Have you ever had a craving for a fresh, juicy pear in the middle of winter? Ever groaned over the cost of these fruits in the grocery store, come winter time? I did too, until I learned how to harvest and keep pears in cold storage! The process is very simple. Let me walk you through it all!
Harvest and Keep Pears in Cold Storage
Pears are very simple to preserve via cold storage methods. However, there are a few things you should know before making the move, things that will prolong the life of your fruit! I’ve outline them for you below, step by step.
Pears Need To Be Kept in a Cold Place
In order to keep pears over the winter months, you need a place that stays in the 35F-45F (2C-7C) temperature zone. A refrigerator, cold room, root cellar or an outdoor shed that stays above freezing temperatures will do nicely!
The Pear Variety Matters
While you can put any type of pear into cold storage, not all types keep well. If you want these fruits for long-term cold storage, choose varieties known as “winter pears.” You can find a list of types here.
Use Proper Harvesting Techniques
If you wish to harvest and keep pears in cold storage, harvest fruit with stems attached! Open flesh will cause the fruit to decay much faster. Also be sure to handle the fruits gently, stacking them no deeper than 3-4 levels in your harvesting pail.
This usually means lots more climbing up and down your ladder, but if you’re going to all the work of collecting and storing pears, it’s worth doing right!
Pails of pears should be gently emptied into a box or bin on the ground. Once again, don’t stack the pears more than 3-4 layers deep.
Choose Unblemished Fruits for Storage
Storage pears should be free of bruises, nicks, worm holes or anything of the sort. This one? I believe coddling moth got at it! Be sure to inspect each piece of fruit before setting it aside for cold storage! Blemished pears can be used immediately or fed to livestock.
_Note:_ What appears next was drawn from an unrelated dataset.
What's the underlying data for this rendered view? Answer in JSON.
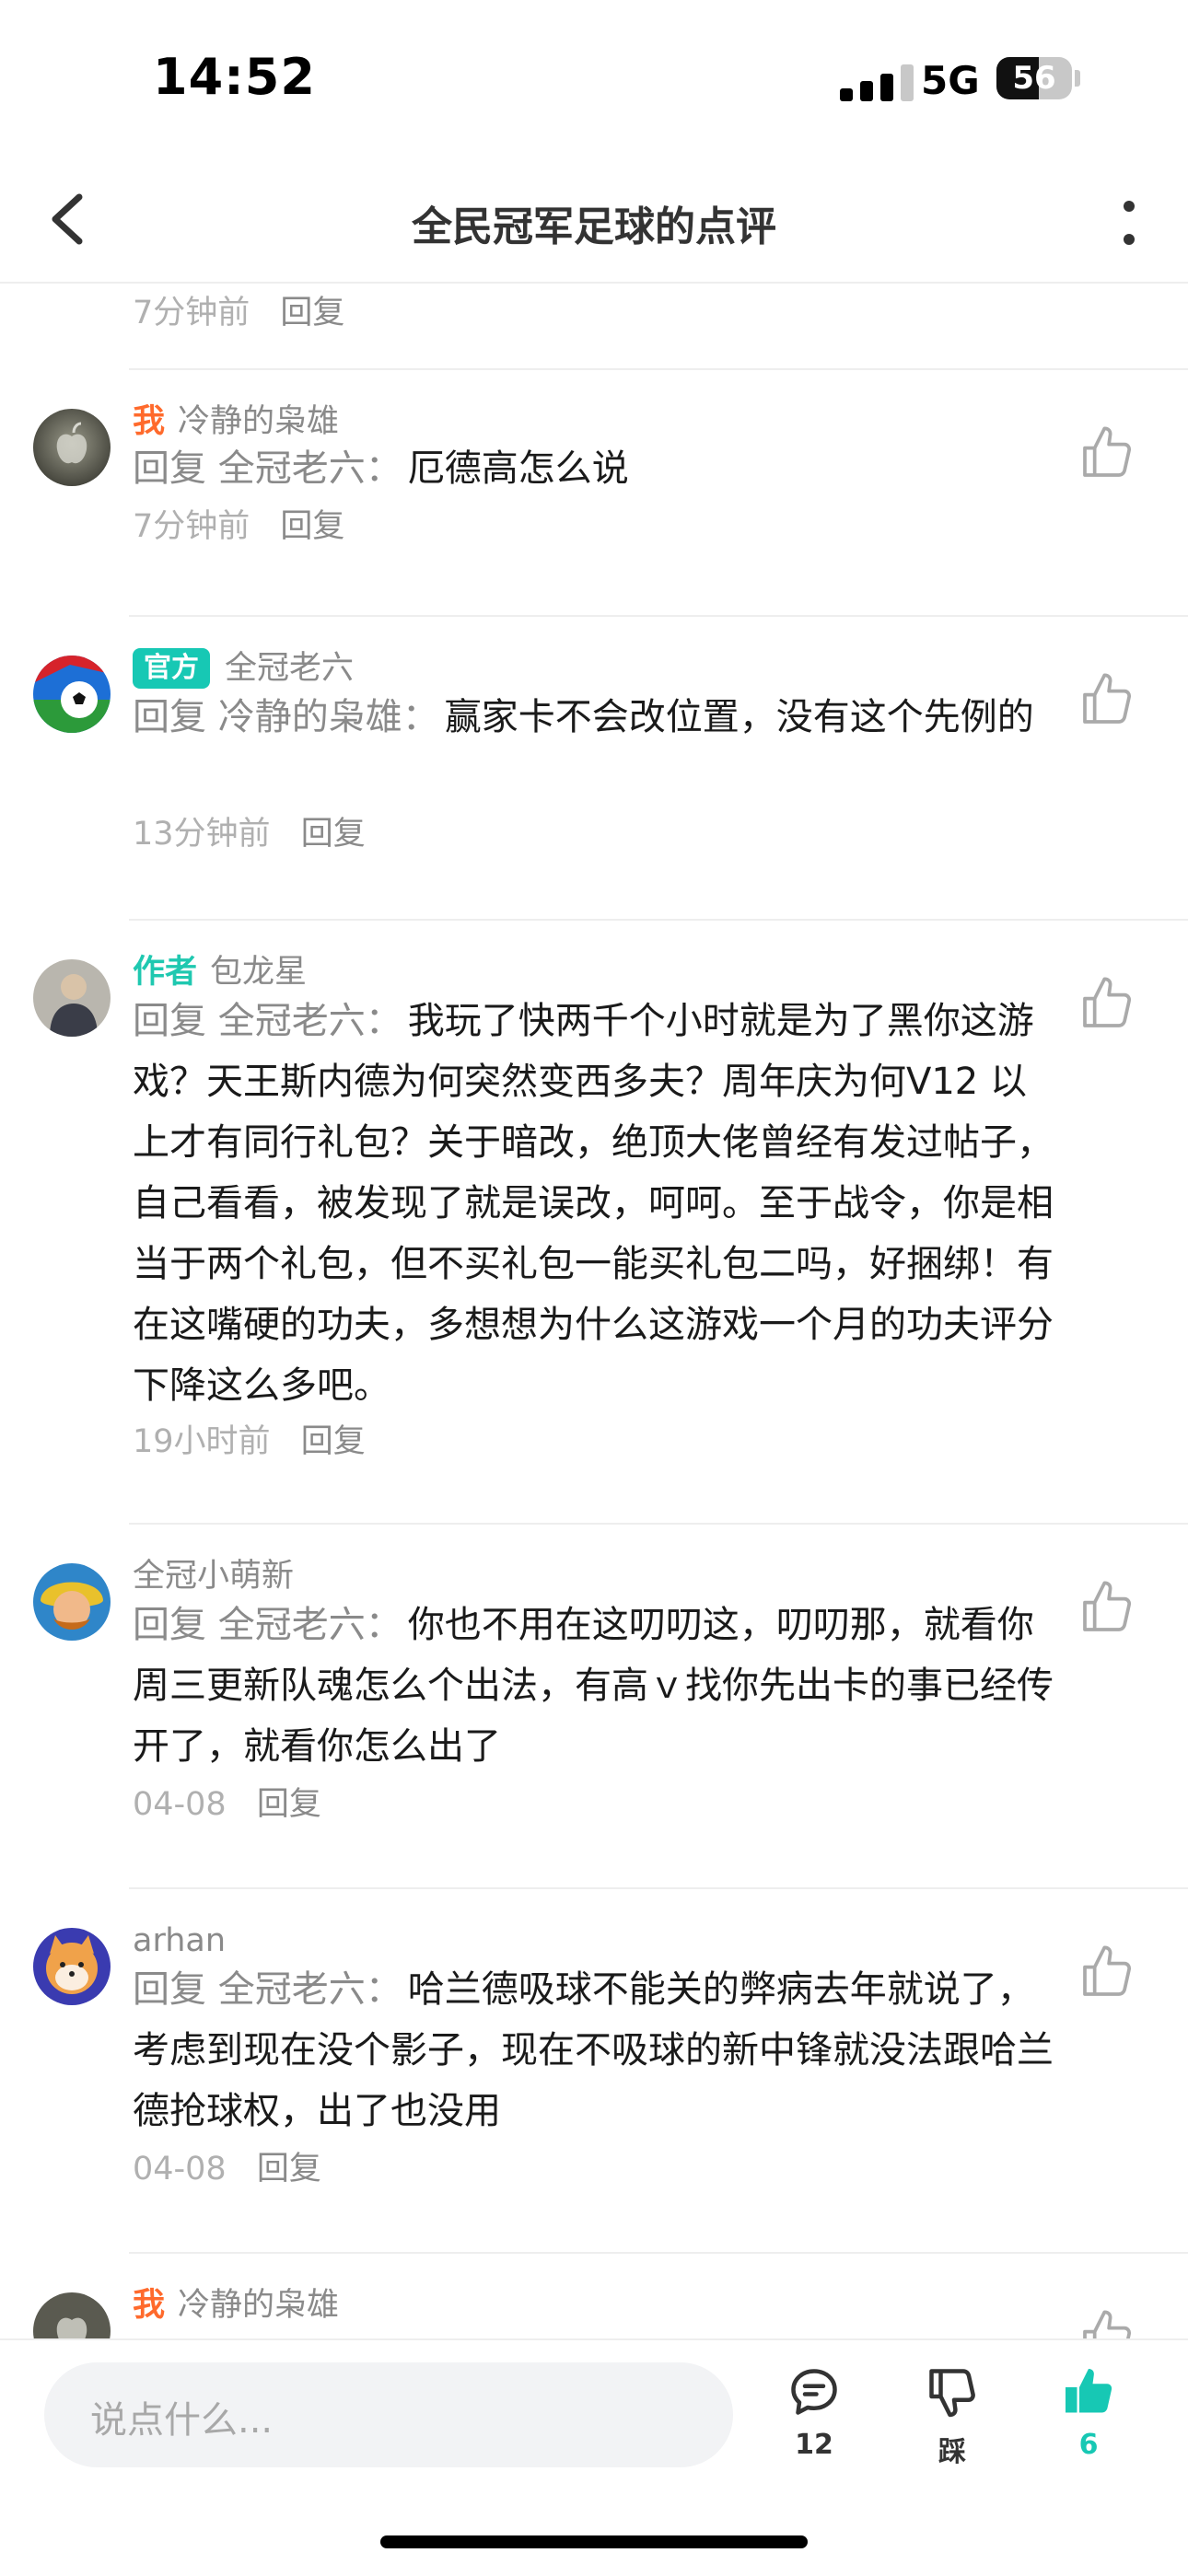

What You Need to Know About Storage Containers
The first time I overwintered pears, I had lots of open shelving in my basement cold room! Instead of boxing them up, I simply spread the fruit out over the shelves. It was handy, because when a pear went bad, it was easy to spot and dispose of!
However, this isn’t feasible if you’re looking to overwinter a good number of the fruits, or if you have inadequate space!
Pears can be stored in cardboard boxes, in plastic bins, baskets or wooden boxes. Just make sure your storage container has smooth sides and a smooth bottom. A pear’s natural defense barrier is it’s skin. If punctured, decay will quickly take place.
If you have several layers in a box (don’t stack then more than 3-4 pears deep), you can put paper between each one. Our bulk dry goods come in brown paper sacks and once they’re empty, I like to use these as a dividers.
Remove For Ripening and Use
Depending on your temperatures and the pear variety, your fruit may eventually ripen in storage. But the best way to put fresh pears on the table is to regularly remove a few from cold storage. Let them sit on the kitchen counter until they soften and grow sweet.
One Last Thing
You need to know that pears won’t last forever in cold storage! After 2-3 months have passed, look them over every week and remove any that are showing signs of spoilage. Eventually, they may start rotting from the inside out.
Because I love having fruit around, I’m often too stingy in my use of it. It seems like I always end up throwing fruit away because I waited too long to use it up. Don’t make my bad habit your norm! If you have pears, be sure to enjoy them while they’re still good! It’s better to run out than to have to throw them out!
So there you have it! That’s how a person can harvest and keep pears in cold storage!